You do not have to be a celebrity to be in the public eye. Members of the media, political figures, business owners and executives, city council and school board members, and religious leaders are examples of people who are often well-known in their communities. Maintaining personal privacy in these roles can be difficult, especially during a divorce.

Not only is it uncomfortable to feel like everyone around you knows the difficulties that you are facing; it also might present a risk to your career or reputation. If you have children, preserving your family’s privacy may also be important to them as well. Here are a few strategies that might allow you to retain as much privacy as possible throughout the divorce process.

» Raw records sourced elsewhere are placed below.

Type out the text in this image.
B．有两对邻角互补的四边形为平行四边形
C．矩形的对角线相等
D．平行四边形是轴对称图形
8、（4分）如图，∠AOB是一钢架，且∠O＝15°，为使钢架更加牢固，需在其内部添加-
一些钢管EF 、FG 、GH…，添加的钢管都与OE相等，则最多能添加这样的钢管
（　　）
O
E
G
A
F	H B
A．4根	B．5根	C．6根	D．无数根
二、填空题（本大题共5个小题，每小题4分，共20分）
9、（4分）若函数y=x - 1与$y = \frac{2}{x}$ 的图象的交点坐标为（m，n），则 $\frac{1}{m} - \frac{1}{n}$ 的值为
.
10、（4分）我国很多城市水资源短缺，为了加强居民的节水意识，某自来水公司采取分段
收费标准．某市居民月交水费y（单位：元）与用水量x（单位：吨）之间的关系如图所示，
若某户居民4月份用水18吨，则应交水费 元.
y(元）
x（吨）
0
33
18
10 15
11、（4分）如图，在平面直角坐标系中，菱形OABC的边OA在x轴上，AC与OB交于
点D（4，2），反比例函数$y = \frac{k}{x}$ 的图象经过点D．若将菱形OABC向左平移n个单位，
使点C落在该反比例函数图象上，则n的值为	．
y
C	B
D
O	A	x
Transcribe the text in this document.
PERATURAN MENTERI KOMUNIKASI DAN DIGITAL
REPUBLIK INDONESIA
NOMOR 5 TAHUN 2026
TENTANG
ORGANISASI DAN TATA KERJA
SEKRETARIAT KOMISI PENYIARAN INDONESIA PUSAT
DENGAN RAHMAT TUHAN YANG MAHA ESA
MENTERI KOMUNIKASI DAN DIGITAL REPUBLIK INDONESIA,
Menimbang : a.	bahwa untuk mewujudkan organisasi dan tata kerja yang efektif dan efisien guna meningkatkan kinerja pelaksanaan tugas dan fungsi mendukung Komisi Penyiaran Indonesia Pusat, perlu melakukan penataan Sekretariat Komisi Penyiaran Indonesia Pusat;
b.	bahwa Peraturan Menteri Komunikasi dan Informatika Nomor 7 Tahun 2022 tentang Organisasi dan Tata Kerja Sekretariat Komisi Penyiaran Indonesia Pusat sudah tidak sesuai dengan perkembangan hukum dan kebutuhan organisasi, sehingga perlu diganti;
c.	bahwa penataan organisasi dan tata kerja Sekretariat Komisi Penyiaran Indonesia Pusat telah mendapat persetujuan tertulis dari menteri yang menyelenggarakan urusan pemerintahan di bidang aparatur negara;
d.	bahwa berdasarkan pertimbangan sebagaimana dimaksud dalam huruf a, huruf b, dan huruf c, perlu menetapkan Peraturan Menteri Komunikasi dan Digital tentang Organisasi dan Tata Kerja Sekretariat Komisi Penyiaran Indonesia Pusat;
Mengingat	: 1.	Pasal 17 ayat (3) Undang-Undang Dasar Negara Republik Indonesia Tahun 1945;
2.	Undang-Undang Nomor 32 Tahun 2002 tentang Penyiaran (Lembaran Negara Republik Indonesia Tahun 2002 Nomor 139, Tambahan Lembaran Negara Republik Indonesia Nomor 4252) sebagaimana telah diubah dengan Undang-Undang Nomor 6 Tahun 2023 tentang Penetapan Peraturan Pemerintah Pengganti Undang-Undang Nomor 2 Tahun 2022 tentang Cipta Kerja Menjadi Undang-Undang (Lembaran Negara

Sealing documents in divorce litigation

In court, the worth of personal property, including any investments, business interests and debts, becomes publicly available information through court records. Michigan courts need a compelling reason before it allows parties to file documents such as divorce papers under seal (MCR 8.119). If your file contains sensitive information related to your business, children or another matter, your attorney can help you request a seal of that information.

Negotiating a settlement

Many families understandably prefer to keep all their financial details to themselves. While litigation can offer some benefits in high-conflict divorces, reaching a settlement outside of court may be in your best interests if privacy is a significant concern. Negotiated settlements do not enter the public record.

Managing communications

One of the most effective ways to keep personal details of your marriage out of the public eye is to choose your communication carefully. Avoid posting about the divorce or relationship on social media, and limit related discussions with friends, family and colleagues.

Depending on your situation, you may choose to craft a public statement if necessary, but this is a very rare action. It is usually best to avoid discussing any part of divorce publicly.

If privacy is important to you and your children, your attorney can help you find ways to protect it.